The initiative was first launched in March 2017 and the five talented winners' unique and personal projects will be made into short films for Sky Arts with a budget of £10,000 each. These include Dior Clarke and Blain Shing’s Batty Boy, an uncompromising look at black gay culture in London; Abena Taylor-Smith’s film Ladies Day, a warm-hearted story about a young black woman coming out against the backdrop of an Afro-Caribbean hair-shop in Sheffield, and Losing It by Ben Robins, a pitch black sex-comedy.

SPOKESMAN: Noel Clarke represents film industry success as an ambassador for shortFLIX

The stories were chosen for their intensity and authenticity, and for the filmmakers’ compelling passion to tell them. All the films are based on or inspired by the personal experience of the filmmakers.

Following an open call to talent, with ambassadors Noel Clarke, pictured below, Riz Ahmed and Ellie Kendrick, 26 participants underwent training and intensive development, gaining significant practical skills and experience.

The next round of shortFLIX will aim to provide the same unique opportunities as young filmmakers take their first steps in the industry.

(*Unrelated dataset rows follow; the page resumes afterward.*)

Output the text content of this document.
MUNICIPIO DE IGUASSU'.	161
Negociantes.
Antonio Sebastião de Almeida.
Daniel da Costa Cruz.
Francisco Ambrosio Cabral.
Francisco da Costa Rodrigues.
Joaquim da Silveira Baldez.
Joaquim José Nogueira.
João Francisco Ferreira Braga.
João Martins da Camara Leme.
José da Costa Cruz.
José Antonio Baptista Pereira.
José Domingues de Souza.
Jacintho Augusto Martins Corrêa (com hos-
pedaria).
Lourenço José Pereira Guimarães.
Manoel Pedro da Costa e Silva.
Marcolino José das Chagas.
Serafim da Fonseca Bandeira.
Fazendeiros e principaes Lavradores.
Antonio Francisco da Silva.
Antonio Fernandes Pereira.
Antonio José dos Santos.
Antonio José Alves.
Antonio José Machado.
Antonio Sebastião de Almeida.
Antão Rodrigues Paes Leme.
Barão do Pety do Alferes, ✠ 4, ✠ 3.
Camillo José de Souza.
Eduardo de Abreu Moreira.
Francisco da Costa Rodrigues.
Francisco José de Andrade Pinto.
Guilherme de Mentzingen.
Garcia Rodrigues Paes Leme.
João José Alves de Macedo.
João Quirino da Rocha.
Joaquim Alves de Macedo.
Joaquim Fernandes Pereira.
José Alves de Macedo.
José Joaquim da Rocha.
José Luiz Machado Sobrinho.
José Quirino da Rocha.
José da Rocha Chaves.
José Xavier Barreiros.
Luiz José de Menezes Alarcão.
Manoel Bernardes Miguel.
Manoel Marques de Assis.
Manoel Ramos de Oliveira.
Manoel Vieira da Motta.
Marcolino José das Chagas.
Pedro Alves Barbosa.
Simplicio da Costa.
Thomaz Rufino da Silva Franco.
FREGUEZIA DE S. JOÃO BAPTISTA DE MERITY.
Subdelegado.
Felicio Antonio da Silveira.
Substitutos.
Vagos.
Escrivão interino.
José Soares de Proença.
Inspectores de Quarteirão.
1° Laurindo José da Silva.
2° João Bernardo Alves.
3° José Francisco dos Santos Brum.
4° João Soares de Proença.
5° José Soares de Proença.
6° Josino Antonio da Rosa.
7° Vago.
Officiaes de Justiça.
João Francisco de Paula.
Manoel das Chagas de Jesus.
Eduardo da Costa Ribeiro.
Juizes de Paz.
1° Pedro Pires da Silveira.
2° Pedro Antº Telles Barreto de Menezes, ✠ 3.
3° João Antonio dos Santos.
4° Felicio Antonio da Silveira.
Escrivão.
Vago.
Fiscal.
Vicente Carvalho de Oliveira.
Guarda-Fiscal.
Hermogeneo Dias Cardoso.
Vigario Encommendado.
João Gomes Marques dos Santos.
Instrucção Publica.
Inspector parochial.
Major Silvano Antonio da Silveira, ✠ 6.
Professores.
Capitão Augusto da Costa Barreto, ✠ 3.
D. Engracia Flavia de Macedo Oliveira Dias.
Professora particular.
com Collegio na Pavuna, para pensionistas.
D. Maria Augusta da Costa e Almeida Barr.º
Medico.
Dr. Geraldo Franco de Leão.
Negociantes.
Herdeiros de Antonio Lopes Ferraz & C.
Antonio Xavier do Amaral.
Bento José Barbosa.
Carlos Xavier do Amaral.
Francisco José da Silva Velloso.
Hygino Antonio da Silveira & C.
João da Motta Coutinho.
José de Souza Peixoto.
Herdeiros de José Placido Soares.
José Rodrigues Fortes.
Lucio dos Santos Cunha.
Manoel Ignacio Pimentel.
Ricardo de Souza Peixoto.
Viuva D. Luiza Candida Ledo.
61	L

Paul Ashton, Head of Film at Creative England, said:

"The sheer force of talent and engagement we have seen so far on shortFLIX has been humbling and inspiring, and has absolutely confirmed our belief that the talent is out there in unusual places, looking for the chance to realise what they know they have in them.

"We're delighted to announce that we will continue this flourishing partnership with Sky and NYT. We strive to provide opportunities to those who otherwise may not have access to the industry, and with our partners we can't wait to see the next wave of unheard voices from across the UK wash over us."